Question Your Theory
Anyone can scribble out a plausible theory of change (aka ‘impact strategy’ or ‘logic model’), even one that includes the three essential components: (1) a definition of the target population, (2) a description of the near- and long-term outcomes, and (3) the programs, services, or experiences they will provide. Good social sector scientists go beyond what’s plausible to grapple with what is and isn’t reasonable based on available data. The next time you’re developing a theory of change, take the time to:
- Feign Ignorance – Even if you really have been there and done that, use all the evidence you can to inform and test your strategy. Whether you simply interview a few potential beneficiaries or do a meta-analysis of the research literature, gather whatever evidence you can to guide your thinking.
- Acknowledge Your Assumptions – Look back through your strategy while asking questions like: “Am I sure X will lead to Y?”, “What if this piece of the puzzle isn’t right?”, and “What else might be necessary for success?” Making assumptions explicit will expose design flaws and encourage intentional learning over time.
Measure to Prove and Improve
Once you have a data-driven theory of change on paper, treat it like any other theory—as a hypothesis to be tested. This is where measurement comes in. But resist your evaluators’ instincts to jump straight to methodologies and metrics. First, decide what you need to know to (a) prove (or disprove) that each of the elements works as expected and (b) improve how effectively your initial outcomes result in ultimate success for all participants. For example, what data will you need to answer ‘prove’ and ‘improve’ questions like the following?
- Are we serving the ‘right’ population? What else can we learn about who they are, what they value, and the challenges they face? How can we more effectively attract and/or select the ‘right’ people?
- Did we achieve the near-term, intermediate, and ultimate outcomes we hoped for? What explains the variance in outcomes among participants?
- Did we deliver the program elements we wanted in a consistent, high quality manner? Which program elements correlate most with positive outcomes?
Once you’ve connected measurement with a disprovable theory, identifying appropriate evaluation indicators is straightforward—just identify one or more metric for each piece of your strategy. You’ll still have to prioritize which measurement questions you’ll start with, and then decide what methods you’ll use to collect, review, and analyze the data. This takes skill, time, and resources. But the work is clearer and the benefits greater when measurement is driven by a desire to prove and improve a detailed impact strategy.

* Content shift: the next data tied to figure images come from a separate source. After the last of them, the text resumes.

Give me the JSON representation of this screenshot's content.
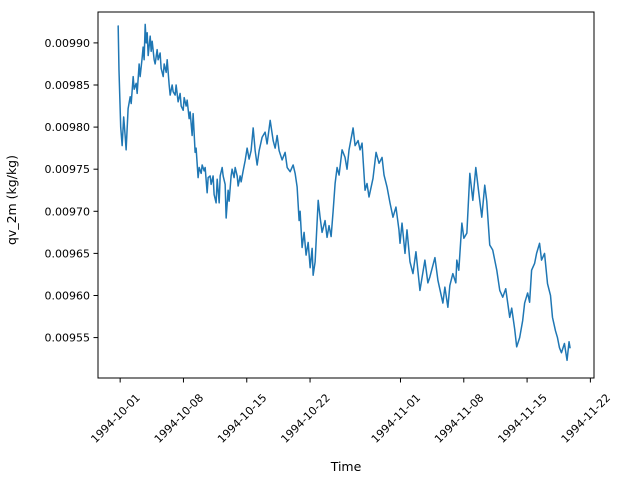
{
  "figure": {
    "background": "#ffffff",
    "plot_background": "#ffffff",
    "spine_color": "#000000"
  },
  "chart_data": {
    "type": "line",
    "title": "",
    "xlabel": "Time",
    "ylabel": "qv_2m (kg/kg)",
    "grid": false,
    "legend": "none",
    "line_color": "#1f77b4",
    "line_width": 1.5,
    "x_unit": "days since 1994-10-01",
    "xlim_days": [
      -2.45,
      52.4
    ],
    "ylim": [
      0.009502,
      0.0099367
    ],
    "x_ticks": [
      {
        "day": 0,
        "label": "1994-10-01"
      },
      {
        "day": 7,
        "label": "1994-10-08"
      },
      {
        "day": 14,
        "label": "1994-10-15"
      },
      {
        "day": 21,
        "label": "1994-10-22"
      },
      {
        "day": 31,
        "label": "1994-11-01"
      },
      {
        "day": 38,
        "label": "1994-11-08"
      },
      {
        "day": 45,
        "label": "1994-11-15"
      },
      {
        "day": 52,
        "label": "1994-11-22"
      }
    ],
    "y_ticks": [
      {
        "value": 0.00955,
        "label": "0.00955"
      },
      {
        "value": 0.0096,
        "label": "0.00960"
      },
      {
        "value": 0.00965,
        "label": "0.00965"
      },
      {
        "value": 0.0097,
        "label": "0.00970"
      },
      {
        "value": 0.00975,
        "label": "0.00975"
      },
      {
        "value": 0.0098,
        "label": "0.00980"
      },
      {
        "value": 0.00985,
        "label": "0.00985"
      },
      {
        "value": 0.0099,
        "label": "0.00990"
      }
    ],
    "series": [
      {
        "name": "qv_2m",
        "points": [
          [
            -0.22,
            0.00992
          ],
          [
            -0.13,
            0.009868
          ],
          [
            0.06,
            0.0098
          ],
          [
            0.22,
            0.009778
          ],
          [
            0.39,
            0.009812
          ],
          [
            0.55,
            0.00979
          ],
          [
            0.66,
            0.009773
          ],
          [
            0.88,
            0.009822
          ],
          [
            1.11,
            0.009836
          ],
          [
            1.22,
            0.009828
          ],
          [
            1.44,
            0.00986
          ],
          [
            1.55,
            0.009845
          ],
          [
            1.77,
            0.009852
          ],
          [
            1.88,
            0.00984
          ],
          [
            2.1,
            0.009875
          ],
          [
            2.21,
            0.00986
          ],
          [
            2.43,
            0.009882
          ],
          [
            2.54,
            0.009895
          ],
          [
            2.65,
            0.00988
          ],
          [
            2.77,
            0.009922
          ],
          [
            2.88,
            0.0099
          ],
          [
            2.99,
            0.009912
          ],
          [
            3.1,
            0.009885
          ],
          [
            3.32,
            0.009908
          ],
          [
            3.43,
            0.00989
          ],
          [
            3.54,
            0.009902
          ],
          [
            3.76,
            0.00988
          ],
          [
            3.87,
            0.009875
          ],
          [
            4.09,
            0.009892
          ],
          [
            4.2,
            0.00988
          ],
          [
            4.42,
            0.009888
          ],
          [
            4.53,
            0.00987
          ],
          [
            4.76,
            0.00986
          ],
          [
            4.87,
            0.009875
          ],
          [
            5.09,
            0.009865
          ],
          [
            5.2,
            0.00988
          ],
          [
            5.42,
            0.00985
          ],
          [
            5.53,
            0.009838
          ],
          [
            5.75,
            0.00985
          ],
          [
            5.86,
            0.009842
          ],
          [
            6.08,
            0.009838
          ],
          [
            6.19,
            0.00985
          ],
          [
            6.41,
            0.00983
          ],
          [
            6.63,
            0.00984
          ],
          [
            6.75,
            0.009825
          ],
          [
            6.97,
            0.00982
          ],
          [
            7.08,
            0.009835
          ],
          [
            7.3,
            0.009825
          ],
          [
            7.41,
            0.009832
          ],
          [
            7.63,
            0.00981
          ],
          [
            7.74,
            0.009818
          ],
          [
            7.96,
            0.00979
          ],
          [
            8.07,
            0.009816
          ],
          [
            8.29,
            0.00977
          ],
          [
            8.4,
            0.009775
          ],
          [
            8.62,
            0.00974
          ],
          [
            8.74,
            0.009752
          ],
          [
            8.96,
            0.009745
          ],
          [
            9.07,
            0.009755
          ],
          [
            9.29,
            0.009748
          ],
          [
            9.4,
            0.009752
          ],
          [
            9.62,
            0.009722
          ],
          [
            9.73,
            0.00974
          ],
          [
            9.95,
            0.009742
          ],
          [
            10.06,
            0.009732
          ],
          [
            10.28,
            0.009742
          ],
          [
            10.39,
            0.00972
          ],
          [
            10.61,
            0.00971
          ],
          [
            10.73,
            0.009738
          ],
          [
            10.95,
            0.00971
          ],
          [
            11.06,
            0.009742
          ],
          [
            11.28,
            0.009752
          ],
          [
            11.39,
            0.009742
          ],
          [
            11.61,
            0.009732
          ],
          [
            11.72,
            0.009692
          ],
          [
            11.94,
            0.009725
          ],
          [
            12.05,
            0.009712
          ],
          [
            12.27,
            0.009742
          ],
          [
            12.38,
            0.00975
          ],
          [
            12.6,
            0.00974
          ],
          [
            12.72,
            0.009752
          ],
          [
            12.94,
            0.009742
          ],
          [
            13.05,
            0.00973
          ],
          [
            13.27,
            0.009742
          ],
          [
            13.38,
            0.009735
          ],
          [
            13.6,
            0.009748
          ],
          [
            13.82,
            0.00976
          ],
          [
            14.04,
            0.009775
          ],
          [
            14.26,
            0.009762
          ],
          [
            14.48,
            0.009772
          ],
          [
            14.71,
            0.009799
          ],
          [
            14.93,
            0.009772
          ],
          [
            15.15,
            0.009755
          ],
          [
            15.37,
            0.009772
          ],
          [
            15.7,
            0.009788
          ],
          [
            16.03,
            0.009794
          ],
          [
            16.25,
            0.00978
          ],
          [
            16.59,
            0.009808
          ],
          [
            16.92,
            0.009784
          ],
          [
            17.14,
            0.009775
          ],
          [
            17.36,
            0.00979
          ],
          [
            17.58,
            0.009772
          ],
          [
            17.91,
            0.009761
          ],
          [
            18.24,
            0.00977
          ],
          [
            18.47,
            0.009752
          ],
          [
            18.8,
            0.009747
          ],
          [
            19.13,
            0.009755
          ],
          [
            19.35,
            0.009745
          ],
          [
            19.57,
            0.009729
          ],
          [
            19.79,
            0.009689
          ],
          [
            19.9,
            0.0097
          ],
          [
            20.12,
            0.009657
          ],
          [
            20.34,
            0.009675
          ],
          [
            20.56,
            0.009648
          ],
          [
            20.79,
            0.009663
          ],
          [
            21.01,
            0.009633
          ],
          [
            21.23,
            0.009656
          ],
          [
            21.34,
            0.009624
          ],
          [
            21.56,
            0.00964
          ],
          [
            21.9,
            0.009713
          ],
          [
            22.11,
            0.009693
          ],
          [
            22.33,
            0.009675
          ],
          [
            22.66,
            0.009689
          ],
          [
            22.88,
            0.009669
          ],
          [
            23.1,
            0.009683
          ],
          [
            23.33,
            0.00967
          ],
          [
            23.55,
            0.0097
          ],
          [
            23.77,
            0.009733
          ],
          [
            23.99,
            0.009752
          ],
          [
            24.21,
            0.009743
          ],
          [
            24.54,
            0.009773
          ],
          [
            24.87,
            0.009764
          ],
          [
            25.09,
            0.00975
          ],
          [
            25.31,
            0.009773
          ],
          [
            25.76,
            0.009799
          ],
          [
            25.98,
            0.009778
          ],
          [
            26.31,
            0.009784
          ],
          [
            26.53,
            0.009773
          ],
          [
            26.75,
            0.009781
          ],
          [
            27.08,
            0.009725
          ],
          [
            27.3,
            0.009733
          ],
          [
            27.52,
            0.009717
          ],
          [
            27.96,
            0.009739
          ],
          [
            28.3,
            0.00977
          ],
          [
            28.63,
            0.009757
          ],
          [
            28.96,
            0.009764
          ],
          [
            29.18,
            0.009743
          ],
          [
            29.51,
            0.009729
          ],
          [
            29.84,
            0.00971
          ],
          [
            30.17,
            0.009693
          ],
          [
            30.5,
            0.009705
          ],
          [
            30.83,
            0.009678
          ],
          [
            30.95,
            0.009662
          ],
          [
            31.17,
            0.009686
          ],
          [
            31.5,
            0.00965
          ],
          [
            31.72,
            0.009678
          ],
          [
            32.05,
            0.00964
          ],
          [
            32.38,
            0.009626
          ],
          [
            32.71,
            0.009652
          ],
          [
            33.15,
            0.009606
          ],
          [
            33.7,
            0.009642
          ],
          [
            34.03,
            0.009615
          ],
          [
            34.25,
            0.009622
          ],
          [
            34.81,
            0.009645
          ],
          [
            35.14,
            0.009618
          ],
          [
            35.69,
            0.009591
          ],
          [
            35.91,
            0.00961
          ],
          [
            36.24,
            0.009586
          ],
          [
            36.46,
            0.009612
          ],
          [
            36.79,
            0.009626
          ],
          [
            37.12,
            0.009615
          ],
          [
            37.23,
            0.009642
          ],
          [
            37.45,
            0.00963
          ],
          [
            37.79,
            0.009686
          ],
          [
            38.01,
            0.009668
          ],
          [
            38.34,
            0.009674
          ],
          [
            38.67,
            0.009745
          ],
          [
            39,
            0.009713
          ],
          [
            39.33,
            0.009752
          ],
          [
            39.66,
            0.009722
          ],
          [
            39.99,
            0.009693
          ],
          [
            40.32,
            0.009731
          ],
          [
            40.54,
            0.009712
          ],
          [
            40.87,
            0.00966
          ],
          [
            41.2,
            0.009654
          ],
          [
            41.65,
            0.00963
          ],
          [
            41.98,
            0.009606
          ],
          [
            42.31,
            0.009598
          ],
          [
            42.64,
            0.009608
          ],
          [
            43.08,
            0.009574
          ],
          [
            43.3,
            0.009585
          ],
          [
            43.63,
            0.00956
          ],
          [
            43.85,
            0.009539
          ],
          [
            44.18,
            0.00955
          ],
          [
            44.51,
            0.00957
          ],
          [
            44.73,
            0.009591
          ],
          [
            45.06,
            0.009603
          ],
          [
            45.28,
            0.009592
          ],
          [
            45.5,
            0.00963
          ],
          [
            45.83,
            0.009638
          ],
          [
            46.05,
            0.00965
          ],
          [
            46.38,
            0.009662
          ],
          [
            46.6,
            0.009642
          ],
          [
            46.93,
            0.00965
          ],
          [
            47.26,
            0.009614
          ],
          [
            47.59,
            0.0096
          ],
          [
            47.81,
            0.009574
          ],
          [
            48.14,
            0.009558
          ],
          [
            48.36,
            0.00955
          ],
          [
            48.58,
            0.009538
          ],
          [
            48.8,
            0.009532
          ],
          [
            49.13,
            0.009543
          ],
          [
            49.42,
            0.009523
          ],
          [
            49.64,
            0.009545
          ],
          [
            49.75,
            0.009538
          ]
        ]
      }
    ]
  }
}
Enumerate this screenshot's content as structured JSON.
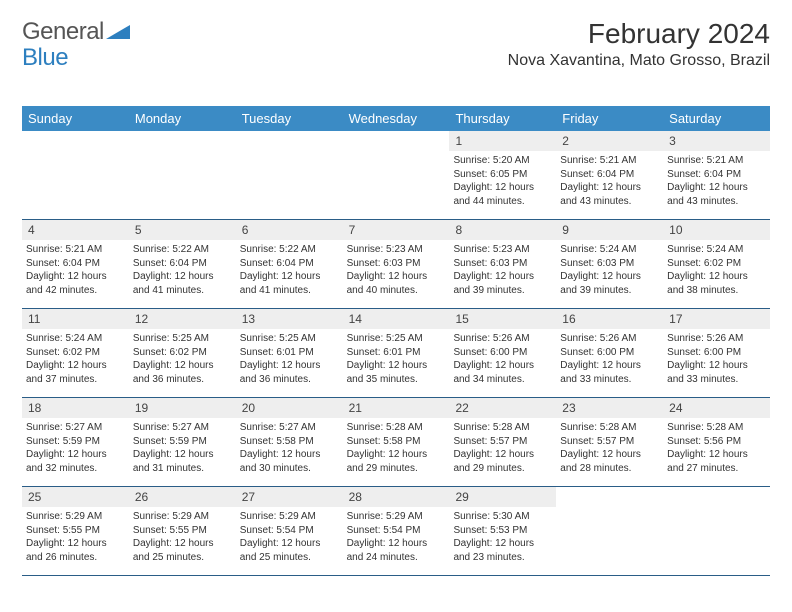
{
  "brand": {
    "word1": "General",
    "word2": "Blue",
    "color1": "#555555",
    "color2": "#2d7fbf"
  },
  "title": "February 2024",
  "location": "Nova Xavantina, Mato Grosso, Brazil",
  "header_bg": "#3b8bc5",
  "header_fg": "#ffffff",
  "daynum_bg": "#eeeeee",
  "row_border": "#2a5d87",
  "weekdays": [
    "Sunday",
    "Monday",
    "Tuesday",
    "Wednesday",
    "Thursday",
    "Friday",
    "Saturday"
  ],
  "weeks": [
    [
      null,
      null,
      null,
      null,
      {
        "n": "1",
        "sr": "5:20 AM",
        "ss": "6:05 PM",
        "dl": "12 hours and 44 minutes."
      },
      {
        "n": "2",
        "sr": "5:21 AM",
        "ss": "6:04 PM",
        "dl": "12 hours and 43 minutes."
      },
      {
        "n": "3",
        "sr": "5:21 AM",
        "ss": "6:04 PM",
        "dl": "12 hours and 43 minutes."
      }
    ],
    [
      {
        "n": "4",
        "sr": "5:21 AM",
        "ss": "6:04 PM",
        "dl": "12 hours and 42 minutes."
      },
      {
        "n": "5",
        "sr": "5:22 AM",
        "ss": "6:04 PM",
        "dl": "12 hours and 41 minutes."
      },
      {
        "n": "6",
        "sr": "5:22 AM",
        "ss": "6:04 PM",
        "dl": "12 hours and 41 minutes."
      },
      {
        "n": "7",
        "sr": "5:23 AM",
        "ss": "6:03 PM",
        "dl": "12 hours and 40 minutes."
      },
      {
        "n": "8",
        "sr": "5:23 AM",
        "ss": "6:03 PM",
        "dl": "12 hours and 39 minutes."
      },
      {
        "n": "9",
        "sr": "5:24 AM",
        "ss": "6:03 PM",
        "dl": "12 hours and 39 minutes."
      },
      {
        "n": "10",
        "sr": "5:24 AM",
        "ss": "6:02 PM",
        "dl": "12 hours and 38 minutes."
      }
    ],
    [
      {
        "n": "11",
        "sr": "5:24 AM",
        "ss": "6:02 PM",
        "dl": "12 hours and 37 minutes."
      },
      {
        "n": "12",
        "sr": "5:25 AM",
        "ss": "6:02 PM",
        "dl": "12 hours and 36 minutes."
      },
      {
        "n": "13",
        "sr": "5:25 AM",
        "ss": "6:01 PM",
        "dl": "12 hours and 36 minutes."
      },
      {
        "n": "14",
        "sr": "5:25 AM",
        "ss": "6:01 PM",
        "dl": "12 hours and 35 minutes."
      },
      {
        "n": "15",
        "sr": "5:26 AM",
        "ss": "6:00 PM",
        "dl": "12 hours and 34 minutes."
      },
      {
        "n": "16",
        "sr": "5:26 AM",
        "ss": "6:00 PM",
        "dl": "12 hours and 33 minutes."
      },
      {
        "n": "17",
        "sr": "5:26 AM",
        "ss": "6:00 PM",
        "dl": "12 hours and 33 minutes."
      }
    ],
    [
      {
        "n": "18",
        "sr": "5:27 AM",
        "ss": "5:59 PM",
        "dl": "12 hours and 32 minutes."
      },
      {
        "n": "19",
        "sr": "5:27 AM",
        "ss": "5:59 PM",
        "dl": "12 hours and 31 minutes."
      },
      {
        "n": "20",
        "sr": "5:27 AM",
        "ss": "5:58 PM",
        "dl": "12 hours and 30 minutes."
      },
      {
        "n": "21",
        "sr": "5:28 AM",
        "ss": "5:58 PM",
        "dl": "12 hours and 29 minutes."
      },
      {
        "n": "22",
        "sr": "5:28 AM",
        "ss": "5:57 PM",
        "dl": "12 hours and 29 minutes."
      },
      {
        "n": "23",
        "sr": "5:28 AM",
        "ss": "5:57 PM",
        "dl": "12 hours and 28 minutes."
      },
      {
        "n": "24",
        "sr": "5:28 AM",
        "ss": "5:56 PM",
        "dl": "12 hours and 27 minutes."
      }
    ],
    [
      {
        "n": "25",
        "sr": "5:29 AM",
        "ss": "5:55 PM",
        "dl": "12 hours and 26 minutes."
      },
      {
        "n": "26",
        "sr": "5:29 AM",
        "ss": "5:55 PM",
        "dl": "12 hours and 25 minutes."
      },
      {
        "n": "27",
        "sr": "5:29 AM",
        "ss": "5:54 PM",
        "dl": "12 hours and 25 minutes."
      },
      {
        "n": "28",
        "sr": "5:29 AM",
        "ss": "5:54 PM",
        "dl": "12 hours and 24 minutes."
      },
      {
        "n": "29",
        "sr": "5:30 AM",
        "ss": "5:53 PM",
        "dl": "12 hours and 23 minutes."
      },
      null,
      null
    ]
  ],
  "labels": {
    "sunrise": "Sunrise:",
    "sunset": "Sunset:",
    "daylight": "Daylight:"
  }
}
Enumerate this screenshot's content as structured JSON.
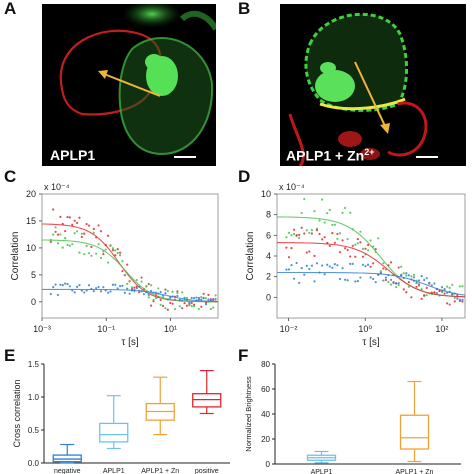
{
  "panels": {
    "A": {
      "letter": "A",
      "label": "APLP1"
    },
    "B": {
      "letter": "B",
      "label_main": "APLP1 + Zn",
      "label_sup": "2+"
    },
    "C": {
      "letter": "C"
    },
    "D": {
      "letter": "D"
    },
    "E": {
      "letter": "E"
    },
    "F": {
      "letter": "F"
    }
  },
  "colors": {
    "red": "#e8262d",
    "green": "#48c148",
    "blue": "#2f7fd0",
    "box_blue": "#6fc3ea",
    "box_orange": "#f1a236",
    "box_red": "#e0262b"
  },
  "chart_data": [
    {
      "id": "C",
      "type": "scatter",
      "ylabel": "Correlation",
      "xlabel": "τ [s]",
      "exponent": "x 10⁻⁴",
      "xscale": "log",
      "xlim": [
        0.001,
        300
      ],
      "ylim": [
        -3,
        20
      ],
      "yticks": [
        0,
        5,
        10,
        15,
        20
      ],
      "xticks": [
        "10⁻³",
        "10⁻¹",
        "10¹"
      ],
      "series": [
        {
          "color": "red",
          "amplitude": 14.5,
          "tau": 0.25
        },
        {
          "color": "green",
          "amplitude": 11.5,
          "tau": 0.4
        },
        {
          "color": "blue",
          "amplitude": 2.3,
          "tau": 8
        }
      ]
    },
    {
      "id": "D",
      "type": "scatter",
      "ylabel": "Correlation",
      "xlabel": "τ [s]",
      "exponent": "x 10⁻⁴",
      "xscale": "log",
      "xlim": [
        0.005,
        400
      ],
      "ylim": [
        -2,
        10
      ],
      "yticks": [
        0,
        2,
        4,
        6,
        8,
        10
      ],
      "xticks": [
        "10⁻²",
        "10⁰",
        "10²"
      ],
      "series": [
        {
          "color": "green",
          "amplitude": 7.8,
          "tau": 2.5
        },
        {
          "color": "red",
          "amplitude": 5.3,
          "tau": 4
        },
        {
          "color": "blue",
          "amplitude": 2.4,
          "tau": 40
        }
      ]
    },
    {
      "id": "E",
      "type": "box",
      "ylabel": "Cross correlation",
      "ylim": [
        0,
        1.5
      ],
      "yticks": [
        "0.0",
        "0.5",
        "1.0",
        "1.5"
      ],
      "categories": [
        "negative",
        "APLP1",
        "APLP1 + Zn",
        "positive"
      ],
      "boxes": [
        {
          "color": "blue",
          "min": 0.0,
          "q1": 0.02,
          "median": 0.06,
          "q3": 0.12,
          "max": 0.28
        },
        {
          "color": "box_blue",
          "min": 0.22,
          "q1": 0.32,
          "median": 0.43,
          "q3": 0.6,
          "max": 1.02
        },
        {
          "color": "box_orange",
          "min": 0.43,
          "q1": 0.65,
          "median": 0.78,
          "q3": 0.9,
          "max": 1.3
        },
        {
          "color": "box_red",
          "min": 0.75,
          "q1": 0.85,
          "median": 0.96,
          "q3": 1.05,
          "max": 1.4
        }
      ]
    },
    {
      "id": "F",
      "type": "box",
      "ylabel": "Normalized Brightness",
      "ylim": [
        0,
        80
      ],
      "yticks": [
        "0",
        "20",
        "40",
        "60",
        "80"
      ],
      "categories": [
        "APLP1",
        "APLP1 + Zn"
      ],
      "boxes": [
        {
          "color": "box_blue",
          "min": 1,
          "q1": 3,
          "median": 5,
          "q3": 7,
          "max": 10
        },
        {
          "color": "box_orange",
          "min": 2,
          "q1": 12,
          "median": 21,
          "q3": 39,
          "max": 66
        }
      ]
    }
  ]
}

Implement Like an Engineer
Lofty theories and intentional measurement are important, but what really matters is performance. Or at least performance and, over time, performance improvement. Meaningful improvement happens naturally when funding or program activities are viewed primarily as an experiment meant to test a theory, and when you have data that addresses the various components of the theory. You’re already asking the “Did it work?” and “How can we improve?” questions. Though change is never easy, good leadership and organizational awareness regarding the answers to these questions will make it easier for people throughout the organization to innovate and improve.
For decades, most work in the social sector has been dominated by matters of the heart—what people believe and care about. That’s one of the sector’s greatest attributes and shouldn’t be ignored or erased. But to solve social ills, belief and passion need to be combined with headier approaches that question everything, use data to drive success, and constantly look for better solutions.
 After decades of experimentation and expansion with microfinance, for example, the movement involving billions of dollars and hundreds of millions of people has resulted in mixed, negative, controversial, and even tragic outcomes.
 A tell-tale sign of this mentality is equating activity with impact. If your evidence of impact is akin to the number of microloans repaid or students taught or wells dug, think again. Those are indicators of activity, not social change.